A rare discovery will shed new light on Mycenaean funerary practices


For the first time, archaeologists have uncovered and carefully documented an intact burial in a monumental chamber tomb of the Mycenaean palatial period, around 3,350 years ago. Research into the material uncovered has only just begun but the discovery will expand our knowledge of Mycenaean funerals – from the treatment of the body to the selection of objects placed for burial.

The tomb is approached by an impressive rock-cut passageway, 20 m long, which leads to a deep façade some 5.40 m in height. A doorway gives access to the burial chamber. Its area of 42 sq m makes this the ninth largest known to date out of 4,000 examples excavated in the last 150 years in Greece. The partial collapse of the original chamber roof has helped to preserve the burial layer intact.

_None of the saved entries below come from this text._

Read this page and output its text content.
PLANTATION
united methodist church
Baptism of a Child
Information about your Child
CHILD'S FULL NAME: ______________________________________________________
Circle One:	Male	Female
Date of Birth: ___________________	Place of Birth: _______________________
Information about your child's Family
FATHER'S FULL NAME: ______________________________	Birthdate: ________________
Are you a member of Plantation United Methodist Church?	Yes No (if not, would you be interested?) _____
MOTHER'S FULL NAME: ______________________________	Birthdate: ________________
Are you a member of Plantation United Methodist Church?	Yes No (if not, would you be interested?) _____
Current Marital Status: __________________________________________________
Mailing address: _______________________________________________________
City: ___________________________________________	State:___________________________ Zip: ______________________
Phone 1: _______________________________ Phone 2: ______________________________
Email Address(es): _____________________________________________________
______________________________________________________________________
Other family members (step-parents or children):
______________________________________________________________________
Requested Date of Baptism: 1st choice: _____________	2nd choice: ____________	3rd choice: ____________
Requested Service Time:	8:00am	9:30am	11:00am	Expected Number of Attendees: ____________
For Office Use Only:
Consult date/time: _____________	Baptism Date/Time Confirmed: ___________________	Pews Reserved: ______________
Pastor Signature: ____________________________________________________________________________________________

“Mycenaean chamber tombs are generally found by archaeologists to have been disturbed or looted. Most contain many burials, making an association between individual people and objects very difficult or impossible,” said Dr Yannis Galanakis of Cambridge’s Faculty of Classics, co-director of the five-year Prosilio project and an expert in Aegean archaeology.

“Finding an intact burial, let alone in a monumental tomb of the palatial period, 1370-1200 BC, makes our discovery all the more special for the knowledge we can now acquire about the tomb-using group and the practices they performed during and after the funeral.”